My mother never had the opportunity to attend college. Yet, on
her nightstand, next to her bed, could always be found books by the
likes of a Evelyn Waugh, C.S. Lewis, or Robert Louis Stevenson. The
product of parochial schools and an America that still treasured
high-quality literature, my mother breathed the healthy air of
culture not yet polluted by the corrosive effects of the radicalism
of the 1960s, rampant egalitarianism, consumerism, or
postmodernism.
My mother's literary tastes, an inheritance, really, of the
society into which she was born and raised, came to mind as I read
of the purging of the literary classics by the
public libraries in one of America's wealthiest counties,
Fairfax, Virginia.
Evidently, the librarians in Fairfax County have adopted some
hard-nosed marketing practices to give the customers want they want
-- or at least get rid of the titles they don't want.
"We're being very ruthless," said Sam Clay, director of the
21-branch system. "A book is not forever. If you have 40 feet of
shelf space taken up by books on tulips and you find that only one
is checked out, that's a cost."
Tulips? The list of potential casualties of this new approach
appears to be a bit more shocking than obscure technical
references. The Fairfax libraries are now using new computer
software programs to identify titles that have not been checked out
in 24 months. Victims, to date, include the speeches and writings
of Abraham Lincoln, The Education of Henry Adams, poems of
Emily Dickinson, and, according to the Washington Post's
Lisa Rein, "thousands of novels and nonfiction works" that were
swept up in the computer vacuuming.
Other books that have been "weeded" from the shelves of various
branches of the Fairfax County Public Library system or haven't
been checked out in 24 months and could be discarded include:
The Works of Aristotle, The Sound and the Fury by
William Faulkner, The Mayor of Casterbridge by Thomas
Hardy, For Whom the Bell Tolls by Ernest Hemingway,
Doctor Zhivago by Boris Pasternak, and The Glass
Menagerie by Tennessee Williams.
Other selections expunged from various branch libraries are
Charlotte Bronte's Jane Eyre, Harper Lee's To Kill a
Mockingbird, and Virgil's The Aeneid.
Among the more contemporary authors excluded from some libraries
are the likes of Kate Millett, Jack Kerouac, and Maya Angelou.
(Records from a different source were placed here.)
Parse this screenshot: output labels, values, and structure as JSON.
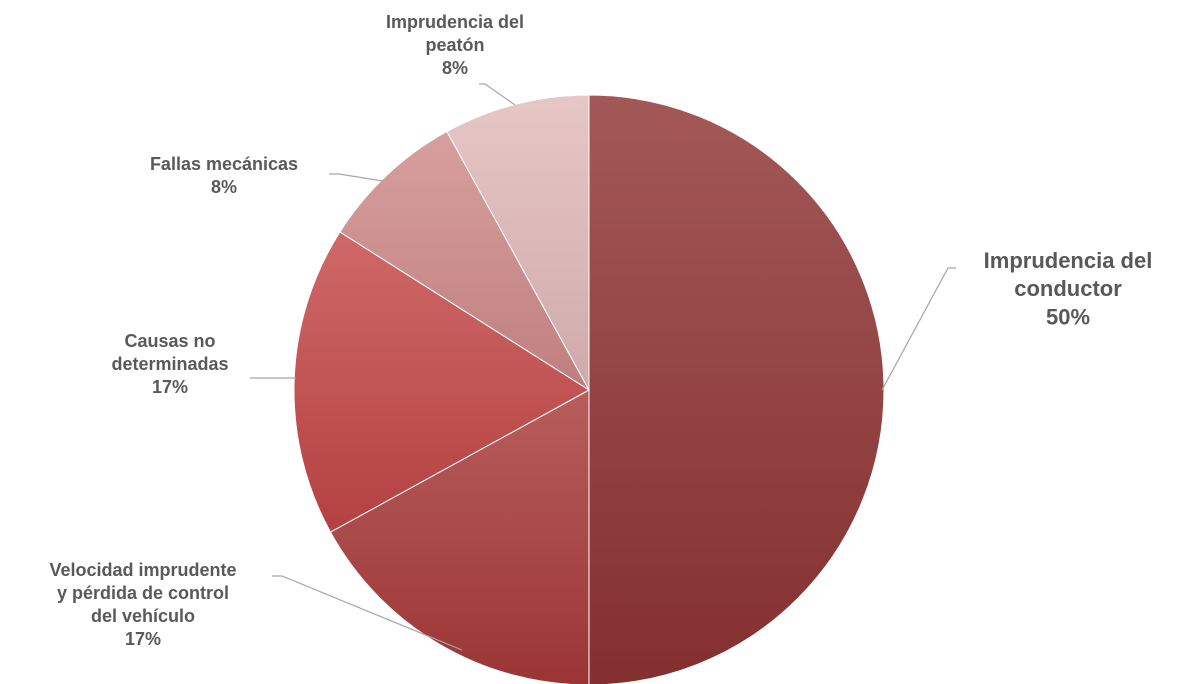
{
  "chart_data": {
    "type": "pie",
    "title": "",
    "slices": [
      {
        "label_lines": [
          "Imprudencia del",
          "conductor"
        ],
        "value": 50,
        "value_label": "50%",
        "color": "#8F3333"
      },
      {
        "label_lines": [
          "Velocidad imprudente",
          "y pérdida de control",
          "del vehículo"
        ],
        "value": 17,
        "value_label": "17%",
        "color": "#A83A3A"
      },
      {
        "label_lines": [
          "Causas no",
          "determinadas"
        ],
        "value": 17,
        "value_label": "17%",
        "color": "#C44747"
      },
      {
        "label_lines": [
          "Fallas mecánicas"
        ],
        "value": 8,
        "value_label": "8%",
        "color": "#D08A8A"
      },
      {
        "label_lines": [
          "Imprudencia del",
          "peatón"
        ],
        "value": 8,
        "value_label": "8%",
        "color": "#E2B9B9"
      }
    ],
    "start_angle_deg": 0,
    "direction": "clockwise",
    "legend": "none",
    "data_labels": "outside-with-leader-lines"
  }
}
The top 25 books checked out in December, from Fairfax County
libraries, were best-sellers by John Grisham, David Baldacci, James
Patterson, Nelson DeMille, Stephen King and Alice McDermott, among
others. Most are entertaining, but only a few will be considered
classics in 25 years.
For now, at least, library officials claim they will "always"
stock Shakespeare's plays, The Great Gatsby and other
venerable titles. Moreover, they claim that excluding one title
from one branch still allows a prospective reader to get that title
from another branch where it might still be on the shelves.
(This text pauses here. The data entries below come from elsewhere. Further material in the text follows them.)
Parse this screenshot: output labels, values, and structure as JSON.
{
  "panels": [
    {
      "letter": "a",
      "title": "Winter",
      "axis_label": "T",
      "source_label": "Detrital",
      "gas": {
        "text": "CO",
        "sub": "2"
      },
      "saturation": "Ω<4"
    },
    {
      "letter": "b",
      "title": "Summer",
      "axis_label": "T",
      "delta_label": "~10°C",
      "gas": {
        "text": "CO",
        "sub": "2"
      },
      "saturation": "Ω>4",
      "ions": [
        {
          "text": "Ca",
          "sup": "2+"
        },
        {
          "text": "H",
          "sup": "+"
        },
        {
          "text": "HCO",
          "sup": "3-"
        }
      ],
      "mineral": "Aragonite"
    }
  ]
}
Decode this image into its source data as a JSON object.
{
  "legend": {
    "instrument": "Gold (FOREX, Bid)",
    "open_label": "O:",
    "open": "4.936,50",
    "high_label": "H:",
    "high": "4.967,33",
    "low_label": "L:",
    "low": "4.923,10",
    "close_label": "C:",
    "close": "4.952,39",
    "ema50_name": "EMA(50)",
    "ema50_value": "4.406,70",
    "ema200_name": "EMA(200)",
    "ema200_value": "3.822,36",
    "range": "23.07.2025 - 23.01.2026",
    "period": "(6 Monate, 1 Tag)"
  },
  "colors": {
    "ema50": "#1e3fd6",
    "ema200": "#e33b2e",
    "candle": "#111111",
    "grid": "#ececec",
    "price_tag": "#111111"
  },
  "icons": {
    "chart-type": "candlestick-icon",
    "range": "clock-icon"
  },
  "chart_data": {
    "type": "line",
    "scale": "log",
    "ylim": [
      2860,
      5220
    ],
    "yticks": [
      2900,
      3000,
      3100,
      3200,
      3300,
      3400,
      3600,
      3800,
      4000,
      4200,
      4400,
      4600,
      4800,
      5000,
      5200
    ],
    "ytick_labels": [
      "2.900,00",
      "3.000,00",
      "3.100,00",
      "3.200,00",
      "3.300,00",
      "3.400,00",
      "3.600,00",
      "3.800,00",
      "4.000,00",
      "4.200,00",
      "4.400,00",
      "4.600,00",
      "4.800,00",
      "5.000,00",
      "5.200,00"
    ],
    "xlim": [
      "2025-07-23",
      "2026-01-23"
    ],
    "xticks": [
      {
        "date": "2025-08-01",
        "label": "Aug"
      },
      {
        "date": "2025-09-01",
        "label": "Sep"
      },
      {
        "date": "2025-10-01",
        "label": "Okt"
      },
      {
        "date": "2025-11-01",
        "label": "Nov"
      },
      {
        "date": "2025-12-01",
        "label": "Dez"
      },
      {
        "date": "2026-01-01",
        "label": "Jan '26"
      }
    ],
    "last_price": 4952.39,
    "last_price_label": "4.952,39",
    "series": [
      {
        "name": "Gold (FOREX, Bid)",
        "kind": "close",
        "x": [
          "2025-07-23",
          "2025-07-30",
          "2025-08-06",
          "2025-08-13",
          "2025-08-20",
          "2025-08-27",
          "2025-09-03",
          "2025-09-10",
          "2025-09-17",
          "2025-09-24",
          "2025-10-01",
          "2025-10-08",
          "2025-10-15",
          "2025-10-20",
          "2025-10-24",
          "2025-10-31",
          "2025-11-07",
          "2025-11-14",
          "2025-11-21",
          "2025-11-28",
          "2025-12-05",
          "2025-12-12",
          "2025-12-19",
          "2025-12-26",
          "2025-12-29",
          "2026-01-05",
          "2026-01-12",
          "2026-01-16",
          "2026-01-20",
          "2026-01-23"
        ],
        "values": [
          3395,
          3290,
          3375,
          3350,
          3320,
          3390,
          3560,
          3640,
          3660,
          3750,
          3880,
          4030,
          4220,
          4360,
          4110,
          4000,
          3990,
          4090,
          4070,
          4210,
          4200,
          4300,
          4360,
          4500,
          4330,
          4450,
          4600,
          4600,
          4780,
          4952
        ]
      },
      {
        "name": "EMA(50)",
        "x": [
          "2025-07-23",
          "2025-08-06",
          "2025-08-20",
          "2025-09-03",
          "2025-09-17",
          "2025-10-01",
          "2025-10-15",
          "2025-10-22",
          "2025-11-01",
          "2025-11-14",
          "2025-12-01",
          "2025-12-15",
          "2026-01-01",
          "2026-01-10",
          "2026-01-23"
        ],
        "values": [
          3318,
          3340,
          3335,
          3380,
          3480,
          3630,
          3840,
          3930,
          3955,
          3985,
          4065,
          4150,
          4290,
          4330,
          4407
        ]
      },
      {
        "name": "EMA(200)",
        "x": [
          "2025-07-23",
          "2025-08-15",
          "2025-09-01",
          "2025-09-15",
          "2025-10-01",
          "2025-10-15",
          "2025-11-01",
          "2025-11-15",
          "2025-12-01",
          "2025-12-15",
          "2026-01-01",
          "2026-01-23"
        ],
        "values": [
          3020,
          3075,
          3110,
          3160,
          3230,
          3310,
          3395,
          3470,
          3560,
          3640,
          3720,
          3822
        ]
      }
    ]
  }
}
"As books on tape, DVDs, computers and other electronic
equipment crowd into branches, there is less room for plain old
books," says Rein. Moreover, the two-year threshold for book
disposal was prompted by a $2 million cut to the library system's
budget for books and materials as well as the demand for computers,
meeting space and story hours that shortchanges, well, books.
Each branch librarian receives a data printout each month,
including every title that has not circulated in the previous 24
months. The librarian has the discretion to either keep or dispose
of the low-demand books as long as he or she meets certain targets.
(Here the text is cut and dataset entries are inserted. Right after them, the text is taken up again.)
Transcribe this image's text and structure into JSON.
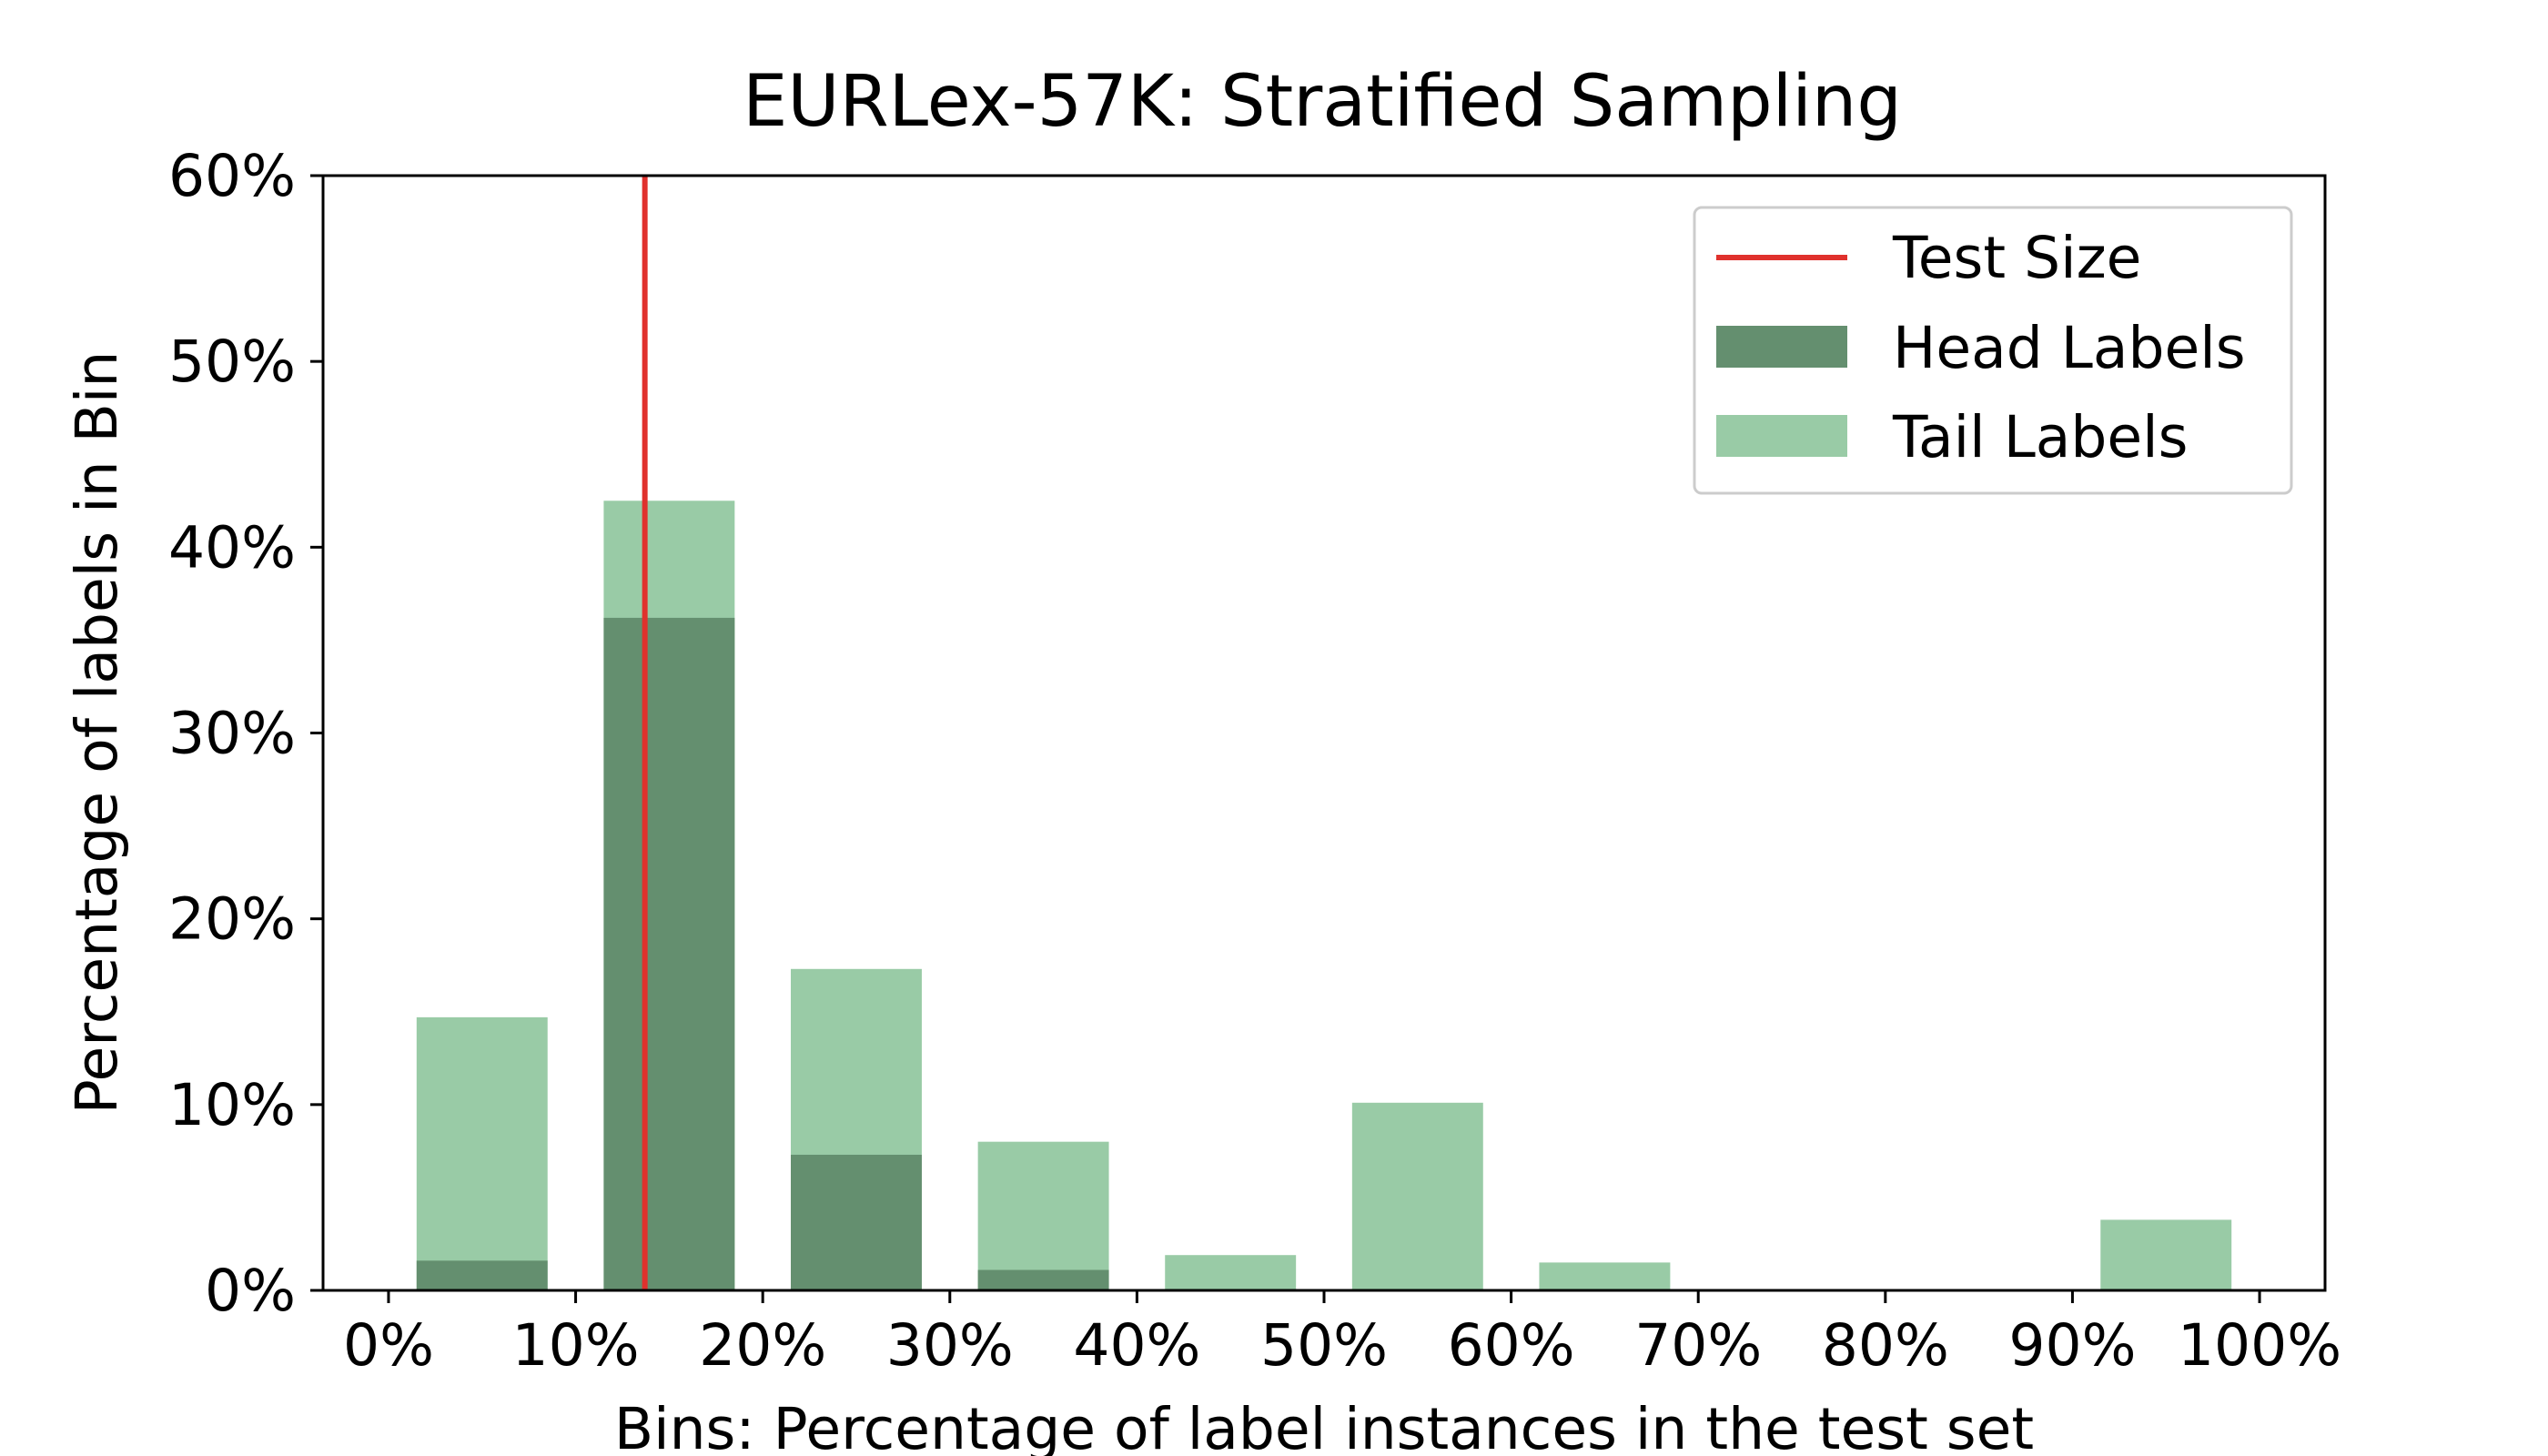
{
  "chart_data": {
    "type": "bar",
    "title": "EURLex-57K: Stratified Sampling",
    "xlabel": "Bins: Percentage of label instances in the test set",
    "ylabel": "Percentage of labels in Bin",
    "xlim": [
      -3.5,
      103.5
    ],
    "ylim": [
      0,
      60
    ],
    "x_ticks": [
      0,
      10,
      20,
      30,
      40,
      50,
      60,
      70,
      80,
      90,
      100
    ],
    "x_tick_labels": [
      "0%",
      "10%",
      "20%",
      "30%",
      "40%",
      "50%",
      "60%",
      "70%",
      "80%",
      "90%",
      "100%"
    ],
    "y_ticks": [
      0,
      10,
      20,
      30,
      40,
      50,
      60
    ],
    "y_tick_labels": [
      "0%",
      "10%",
      "20%",
      "30%",
      "40%",
      "50%",
      "60%"
    ],
    "bin_width": 7,
    "bin_centers": [
      5,
      15,
      25,
      35,
      45,
      55,
      65,
      75,
      85,
      95
    ],
    "series": [
      {
        "name": "Tail Labels",
        "color": "#99cba6",
        "values": [
          14.7,
          42.5,
          17.3,
          8.0,
          1.9,
          10.1,
          1.5,
          0,
          0,
          3.8
        ]
      },
      {
        "name": "Head Labels",
        "color": "#648f6f",
        "values": [
          1.6,
          36.2,
          7.3,
          1.1,
          0,
          0,
          0,
          0,
          0,
          0
        ]
      }
    ],
    "reference_line": {
      "name": "Test Size",
      "x": 13.7,
      "color": "#e0312d"
    },
    "legend": {
      "placement": "top-right",
      "entries": [
        "Test Size",
        "Head Labels",
        "Tail Labels"
      ]
    },
    "grid": false
  }
}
"What comes in is based on what goes out," says Julie Pringle
collection manager for the Fairfax Public Library system.
This is all very appalling for bibliophiles. True, there are
always financial realities that must be recognized. However, the
Fairfax system is the largest in Virginia. Its FY 2006 budget was over $29 million with a cost per taxpayer of
only $26.80.
Still, do we really want to sacrifice any kind of cultural or
literary stewardship on the part of the librarians in order to give
teenagers another place to surf the Internet or offer the latest
John Grisham novel? Is it worth sacrificing cultivated judgments in
these literary matters to a computer program? Maybe, it is all
becoming a bit too democratic for our own good.
We have come a long way from those dedicated monks who
tirelessly copied the great works of antiquity to save them from
the barbarian hordes for the sake of future generations. Welcome to
Fairfax County and the new Dark Age.